Maia tem um filho autista e faz constantes críticas a esse tipo de decisão e também aos planos de saúde.
Salomão foi relator no STJ do julgamento do rol de procedimentos da ANS (Agência Nacional de Saúde Suplementar), não estando as operadoras de saúde obrigadas a cobrirem tratamentos não previstos no documento. A lista da ANS estabelece a cobertura assistencial mínima a ser garantida pelos planos privados.
Ele também se manifestou a favor no CNJ do chamado “e-NatJus”, um sistema que fornece informações técnicas sobre a concessão de medicamentos solicitados à Justiça.
Maia achava que poderia haver conflitos de interesses e falta de transparência sobre os médicos que assinavam as informações, mas acabou derrotado no conselho.

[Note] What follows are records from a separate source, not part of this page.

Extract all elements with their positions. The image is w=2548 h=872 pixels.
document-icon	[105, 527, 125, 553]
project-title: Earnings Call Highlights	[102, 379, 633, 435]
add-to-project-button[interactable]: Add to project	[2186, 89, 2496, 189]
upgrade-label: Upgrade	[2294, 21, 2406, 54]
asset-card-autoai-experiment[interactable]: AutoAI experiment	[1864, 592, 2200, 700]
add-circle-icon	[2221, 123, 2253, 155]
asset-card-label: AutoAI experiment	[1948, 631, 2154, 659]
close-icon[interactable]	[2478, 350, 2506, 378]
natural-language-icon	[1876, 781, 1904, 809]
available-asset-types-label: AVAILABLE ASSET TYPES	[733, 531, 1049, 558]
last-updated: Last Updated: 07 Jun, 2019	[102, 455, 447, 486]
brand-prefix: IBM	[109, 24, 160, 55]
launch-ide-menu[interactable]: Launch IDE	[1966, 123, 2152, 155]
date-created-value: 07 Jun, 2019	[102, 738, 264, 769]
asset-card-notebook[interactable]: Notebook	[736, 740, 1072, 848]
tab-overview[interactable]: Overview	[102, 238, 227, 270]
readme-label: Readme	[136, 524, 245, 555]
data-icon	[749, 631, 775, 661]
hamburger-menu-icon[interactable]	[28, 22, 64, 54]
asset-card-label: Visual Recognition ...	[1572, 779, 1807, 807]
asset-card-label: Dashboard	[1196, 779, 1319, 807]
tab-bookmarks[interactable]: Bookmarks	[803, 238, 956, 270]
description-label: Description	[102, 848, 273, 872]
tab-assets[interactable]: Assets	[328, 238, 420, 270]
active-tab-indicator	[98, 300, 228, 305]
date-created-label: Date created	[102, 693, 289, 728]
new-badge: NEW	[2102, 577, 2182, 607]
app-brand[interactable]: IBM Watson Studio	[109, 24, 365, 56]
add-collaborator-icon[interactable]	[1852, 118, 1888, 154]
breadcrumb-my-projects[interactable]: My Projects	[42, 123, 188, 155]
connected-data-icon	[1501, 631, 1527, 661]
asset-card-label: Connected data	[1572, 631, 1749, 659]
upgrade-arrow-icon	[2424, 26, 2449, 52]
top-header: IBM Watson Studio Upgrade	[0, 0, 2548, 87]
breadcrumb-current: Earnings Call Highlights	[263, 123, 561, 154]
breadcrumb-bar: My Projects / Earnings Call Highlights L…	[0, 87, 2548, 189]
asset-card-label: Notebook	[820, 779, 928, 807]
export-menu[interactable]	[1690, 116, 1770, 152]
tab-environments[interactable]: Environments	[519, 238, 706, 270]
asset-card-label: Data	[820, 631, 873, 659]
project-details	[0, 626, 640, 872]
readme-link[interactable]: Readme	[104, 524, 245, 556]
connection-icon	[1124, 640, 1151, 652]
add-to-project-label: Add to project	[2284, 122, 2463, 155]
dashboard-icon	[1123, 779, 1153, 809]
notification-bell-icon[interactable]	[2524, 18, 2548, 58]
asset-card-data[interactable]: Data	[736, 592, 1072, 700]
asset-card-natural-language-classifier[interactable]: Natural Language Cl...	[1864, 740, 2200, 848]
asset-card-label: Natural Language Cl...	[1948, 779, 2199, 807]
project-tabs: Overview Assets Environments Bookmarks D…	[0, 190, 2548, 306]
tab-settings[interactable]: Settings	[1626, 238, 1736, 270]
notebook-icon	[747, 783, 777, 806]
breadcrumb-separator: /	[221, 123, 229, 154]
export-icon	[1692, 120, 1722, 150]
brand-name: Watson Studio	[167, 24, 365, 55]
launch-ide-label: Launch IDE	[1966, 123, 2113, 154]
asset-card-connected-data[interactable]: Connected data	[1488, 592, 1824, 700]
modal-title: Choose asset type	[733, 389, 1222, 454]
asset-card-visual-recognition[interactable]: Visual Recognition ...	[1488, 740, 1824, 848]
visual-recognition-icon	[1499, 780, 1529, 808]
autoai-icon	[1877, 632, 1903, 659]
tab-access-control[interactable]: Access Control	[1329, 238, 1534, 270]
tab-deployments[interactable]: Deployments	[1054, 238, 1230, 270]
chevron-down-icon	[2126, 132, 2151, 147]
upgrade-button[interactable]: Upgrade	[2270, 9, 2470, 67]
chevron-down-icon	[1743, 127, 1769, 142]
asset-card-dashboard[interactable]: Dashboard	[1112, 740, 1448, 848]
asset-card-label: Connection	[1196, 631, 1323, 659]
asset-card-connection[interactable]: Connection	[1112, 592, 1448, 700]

Presidido pela ministra Rosa Weber, do STF (Supremo Tribunal Federal), o CNJ é composto por 15 conselheiros e tem como atribuição atuar no controle e transparência do Judiciário, além de julgar processos disciplinares e reclamações contra membros da Justiça de todo o país.
Por 12 votos a 3, os conselheiros determinaram o afastamento de Bretas até a conclusão das investigações. Não foram analisados os casos que o magistrado julgou, apenas a conduta dele como juiz criminal.
Os conselheiros analisaram em conjunto três reclamações feitas contra Bretas. Duas têm como origem delações premiadas de advogados que relataram supostas negociações irregulares do magistrado na condução dos processos.
A terceira se refere a uma queixa do prefeito do Rio de Janeiro, Eduardo Paes (PSD), de suposta atuação política na eleição de 2018 em favor do ex-juiz Wilson Witzel, vitorioso daquela disputa e afastado dois anos depois do governo do estado.
Para a vaga no CNJ na indicação da Câmara, a única candidata é Daiane Nogueira de Lira, chefe de gabinete do ministro do Supremo Dias Toffoli.
Caso aprovada, ela terá um mandato de dois anos, podendo ser reconduzida a mais dois.